There are no precedents in GNT for an accusative comparative object like λεγιῶνας in our sample without a comparative conjunction or preposition. It is not a New Testament language pattern. No commentary shows any examples of such a construction. The bald assertion that it is grammatically OK fails the test of critical evidence that requires evidence. Sources like NU an Expositor are infected with the modern problem of overconfidence, and their followers are infected with a lack of critical thinking.
Christians are given a mind in the image of God and taught by our Lord to make comparisons and suspect fraud and false claims. We are to test a tree by its fruits.
An examination of the Alexandrian texts reveals the story behind the construction. The MMS have written it six different ways, five of them as impossible Greek, none of them in the way that is easiest to explain. The easiest hypothesis is that the first copyist in the time in Egypt before Matthew was canonized simply omitted the small ἢ by mistake as a natural confusion with the equivalent genitive construction.
The Sinaiticus scribe tried to fix it with the genitive but then got the angels back into the accusative.

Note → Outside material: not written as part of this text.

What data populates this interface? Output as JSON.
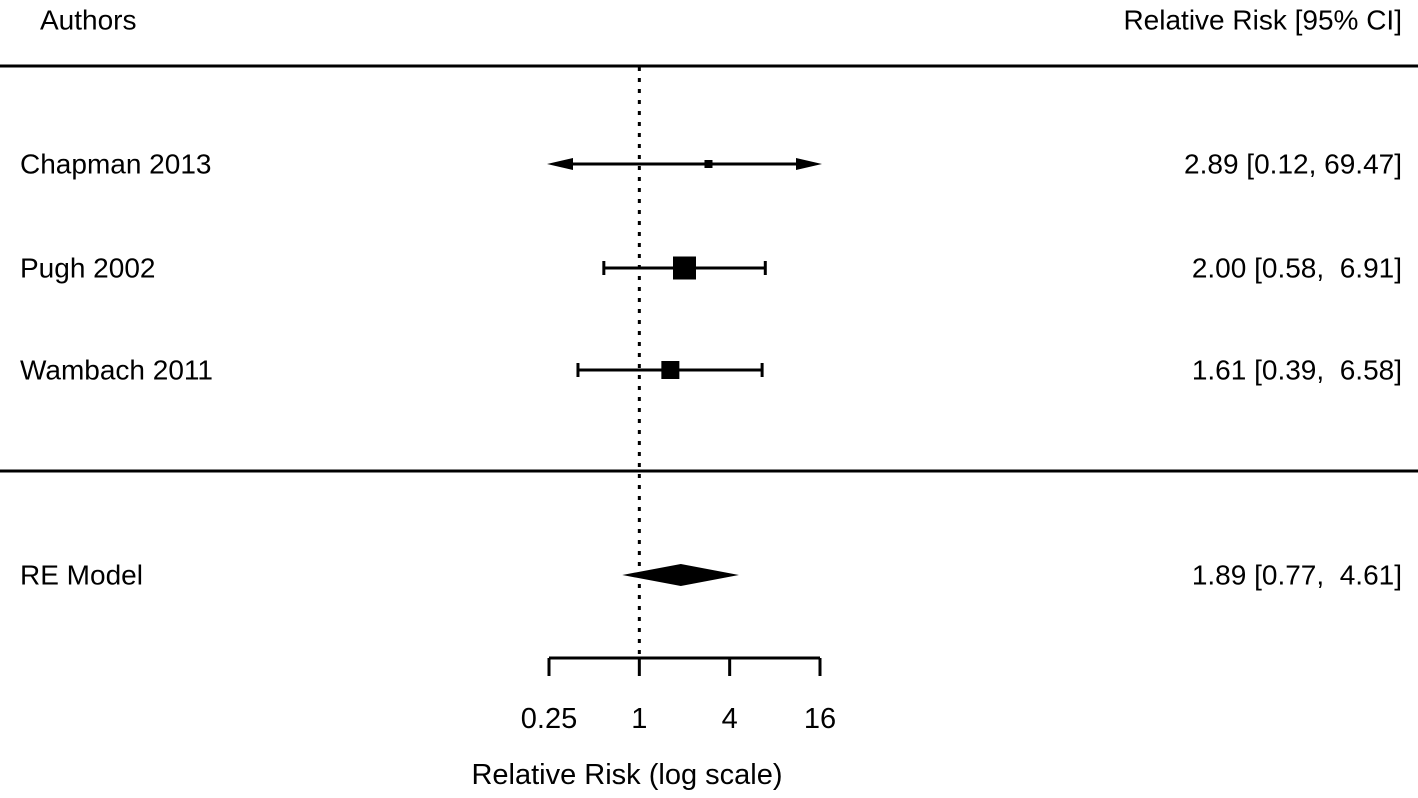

A Sinaiticus corrector fixed this second mistake by putting both words into genitive. Ephraemi Rescriptus followed this correction. Bazae tried to follow this grammatically correct construction but also had to be corrected. Sinaiticus, the one NU likes best, is all by itself with a grammatically impossible construction.
The difficulty with all the Alexandrian genitive corrections, even though they finally get good grammar, is that the accusative persists in half of them, inappropriately for the genitive construction, and therefore was in the original. Accusative would not be introduced into an original genitive comparison if it were original. From this it is easy to conclude that the original was accusative with ἢ, the second common comparative construction.
Here is the correct Byzantine original and Bezae corrected.
- πλείους ἢ δώδεκα λεγιῶνας ἀγγέλων—good
Here is a list of the six Alexandrian copy errors.
- πλείω δώδεκα λεγιῶνας ἀγγέλων Vaticanus, Bezae corrected—no precedents
- πλείω δώδεκα λεγιῶνων ἀγγέλους Sinaiticus original—no precedents
- πλείους δώδεκα λεγιῶνων ἀγγέλων Sinaiticus corrected, Regius—good
- πλείω δώδεκα λεγιόνης ἀγγέλων Bezae original—no precedents
- πλείους ἢ δώδεκα λεγιῶνων ἀγγέλων Alexandrinus—no precedents
Most of the early NU Alexandrian MMS are apparently impossible Greek, just scribal errors. What a bunch of bad choices NU has to support their superior Alexandrian hypothesis with bluff. The only one that is even good grammar that someone would actually write started out with the accusative and dropped the ἢ and was “fixed” by the Sinaiticus corrector, not by restoring the ἢ but by further changing the accusative original λεγιῶνας to genitive. The motive for the fix is obvious.
It does not take a detective to piece the puzzle together, but if the whole case is never even examined, then the original mass of Alexandrian errors can be foisted off on the gullible GNT scholars as the good original. This is the kind of thinking that the Grammatical Commentary is trying to correct by swinging back from authoritative grammar and textual criticism to objective evidence from the construction occurrences.